The current economic strategy is right out of "Atlas Shrugged" {note: Mr. Moore wrote this during the early days of President Obama's administration} The more incompetent you are in business, the more handouts the politicians will bestow on you. That's the justification for the $2 trillion of subsidies doled out already to keep afloat distressed insurance companies, banks, Wall Street investment houses, and auto companies -- while standing next in line for their share of the booty are real-estate developers, the steel industry, chemical companies, airlines, ethanol producers, construction firms and even catfish farmers. With each successive bailout to "calm the markets," another trillion of national wealth is subsequently lost. Yet, as "Atlas" grimly foretold, we now treat the incompetent who wreck their companies as victims, while those resourceful business owners who manage to make a profit are portrayed as recipients of illegitimate "windfalls."
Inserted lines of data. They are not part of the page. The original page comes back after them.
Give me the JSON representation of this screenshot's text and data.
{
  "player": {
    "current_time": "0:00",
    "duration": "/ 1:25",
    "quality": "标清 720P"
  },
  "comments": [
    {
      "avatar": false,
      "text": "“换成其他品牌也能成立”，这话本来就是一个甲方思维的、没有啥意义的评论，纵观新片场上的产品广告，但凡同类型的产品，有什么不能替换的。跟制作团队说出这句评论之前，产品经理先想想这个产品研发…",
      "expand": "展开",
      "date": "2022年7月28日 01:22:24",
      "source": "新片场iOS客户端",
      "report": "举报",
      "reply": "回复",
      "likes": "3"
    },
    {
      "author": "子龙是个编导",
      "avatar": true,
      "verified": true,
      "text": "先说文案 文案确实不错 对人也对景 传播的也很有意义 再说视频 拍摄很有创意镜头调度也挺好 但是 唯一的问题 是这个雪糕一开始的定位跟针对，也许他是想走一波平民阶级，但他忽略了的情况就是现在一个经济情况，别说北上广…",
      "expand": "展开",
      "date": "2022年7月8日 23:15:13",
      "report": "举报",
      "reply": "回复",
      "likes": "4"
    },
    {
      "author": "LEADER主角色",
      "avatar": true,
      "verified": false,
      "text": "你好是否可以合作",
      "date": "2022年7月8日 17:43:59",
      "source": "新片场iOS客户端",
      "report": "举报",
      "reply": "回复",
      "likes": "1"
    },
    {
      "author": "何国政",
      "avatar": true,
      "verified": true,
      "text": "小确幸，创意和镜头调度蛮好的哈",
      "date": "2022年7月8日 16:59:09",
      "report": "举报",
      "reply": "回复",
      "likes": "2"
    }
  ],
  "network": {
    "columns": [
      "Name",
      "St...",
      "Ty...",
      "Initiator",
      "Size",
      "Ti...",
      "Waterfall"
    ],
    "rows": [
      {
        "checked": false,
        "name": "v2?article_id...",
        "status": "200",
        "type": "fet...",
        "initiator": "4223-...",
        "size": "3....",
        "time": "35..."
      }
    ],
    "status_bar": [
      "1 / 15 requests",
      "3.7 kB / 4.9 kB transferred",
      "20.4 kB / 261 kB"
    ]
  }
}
Ah, "windfall profit taxes" are familiar to those of us who toiled in the oil business.
From 1980 to 1988, the WPT may have reduced domestic oil production anywhere from 1.2% to 8.0% (320 to 1,269 million barrels). Dependence on imported oil grew from between 3% and 13%. The tax was repealed in 1988 because (1) it was an administrative burden to the Internal Revenue Service (IRS), (2) it was a compliance burden to the oil industry, (3) due to low oil prices, the tax was generating little or no revenues in 1987 and 1988, and (4) it made the United States more dependent on foreign oil. The depressed state of the U.S. oil industry after 1986 also contributed to the repeal decision.
Get that? The attempt to rake in more taxes actually lowered productivity and decreased revenue. But it sure sounded good politically, and is back today. It's still nonsense.
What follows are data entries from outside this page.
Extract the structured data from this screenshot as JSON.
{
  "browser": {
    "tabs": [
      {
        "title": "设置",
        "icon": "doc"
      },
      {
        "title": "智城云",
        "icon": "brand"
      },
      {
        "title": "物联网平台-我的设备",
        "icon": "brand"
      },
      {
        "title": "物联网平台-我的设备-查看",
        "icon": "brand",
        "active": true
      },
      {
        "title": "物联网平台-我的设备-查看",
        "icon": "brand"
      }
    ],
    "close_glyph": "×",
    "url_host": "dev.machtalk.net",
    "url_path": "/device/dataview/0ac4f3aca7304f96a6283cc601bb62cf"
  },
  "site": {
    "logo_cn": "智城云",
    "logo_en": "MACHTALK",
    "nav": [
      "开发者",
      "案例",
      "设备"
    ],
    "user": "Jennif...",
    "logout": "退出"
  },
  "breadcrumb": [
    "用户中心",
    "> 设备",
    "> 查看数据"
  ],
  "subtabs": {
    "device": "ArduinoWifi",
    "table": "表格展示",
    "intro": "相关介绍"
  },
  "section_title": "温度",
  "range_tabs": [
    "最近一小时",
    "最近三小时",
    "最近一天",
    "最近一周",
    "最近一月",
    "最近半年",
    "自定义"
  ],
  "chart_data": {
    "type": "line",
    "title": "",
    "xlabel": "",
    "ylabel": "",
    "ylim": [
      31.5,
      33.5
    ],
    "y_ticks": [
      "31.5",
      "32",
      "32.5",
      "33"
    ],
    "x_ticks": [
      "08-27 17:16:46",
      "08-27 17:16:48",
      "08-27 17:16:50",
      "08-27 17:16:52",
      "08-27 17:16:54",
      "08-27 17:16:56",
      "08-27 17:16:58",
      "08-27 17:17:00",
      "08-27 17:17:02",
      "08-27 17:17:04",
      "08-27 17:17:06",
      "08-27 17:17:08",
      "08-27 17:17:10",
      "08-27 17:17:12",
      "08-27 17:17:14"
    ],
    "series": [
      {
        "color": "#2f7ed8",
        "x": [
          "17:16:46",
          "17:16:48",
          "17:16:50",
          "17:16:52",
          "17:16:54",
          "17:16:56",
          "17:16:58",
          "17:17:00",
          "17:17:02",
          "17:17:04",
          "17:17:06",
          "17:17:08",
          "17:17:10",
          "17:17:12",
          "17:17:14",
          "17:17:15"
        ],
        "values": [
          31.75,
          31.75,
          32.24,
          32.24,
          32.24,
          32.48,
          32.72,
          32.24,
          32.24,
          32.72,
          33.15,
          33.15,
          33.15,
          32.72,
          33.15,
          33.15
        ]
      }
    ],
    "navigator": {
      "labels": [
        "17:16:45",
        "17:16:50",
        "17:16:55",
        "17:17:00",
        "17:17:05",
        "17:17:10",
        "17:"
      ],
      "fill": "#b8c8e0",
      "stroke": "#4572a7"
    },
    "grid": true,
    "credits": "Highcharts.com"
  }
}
I would note the efforts of the governors of California and New York and the mayor of New York City to somehow believe that people won't flee from higher taxes and worsening living conditions to sites of lower taxes and better conditions are a case of incredibly "magical thinking" on their parts. NYC's socialist mayor being the most magical thinker of them all for believing that people who leave his crowded overtaxed city for the suburbs will return because NYC is such a magical place. Rational humans make rational choices, and the rational ones are voting with their feet, Mr. Mayor, so you better figure out how to govern without their taxes and without the corporations that will desert your "worker's paradise" for less restrictive and less expensive venues.

"Magical thinking"is also present when the political correctness movement sees "free speech" as akin to a "one way street" - you are free to speak your mind so long as what you say agrees with them, otherwise you are "evil." It's "magic" that if we all say the same thing - whether true or not - then peace and love will break out. Ms. Rand knew better and so do you and I.
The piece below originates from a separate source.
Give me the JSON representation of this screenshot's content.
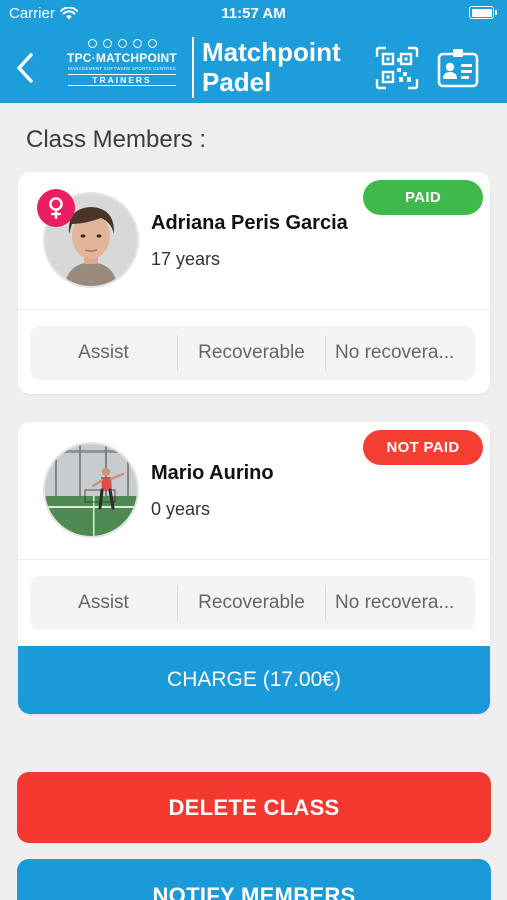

"Economic lunacy" will never disappear, especially when our more vocal "socialist" and "Marxist" politicians can proclaim nonsense without widely reported assessments of exactly how "looney" their idiotic ideas are and why they are so destructive of a free society that is driven by a market economy.

Read the book, mull over the real lessons (e.g. most politicians are in it for the power, not the benefit of all mankind. That power includes doing "favors" for their supporters as Ms. Rand sets out in the book. How do you fight the "looters" and "moochers?" By not accepting their terms, by not accepting undeserved guilt designed to force you to grant their power grabs.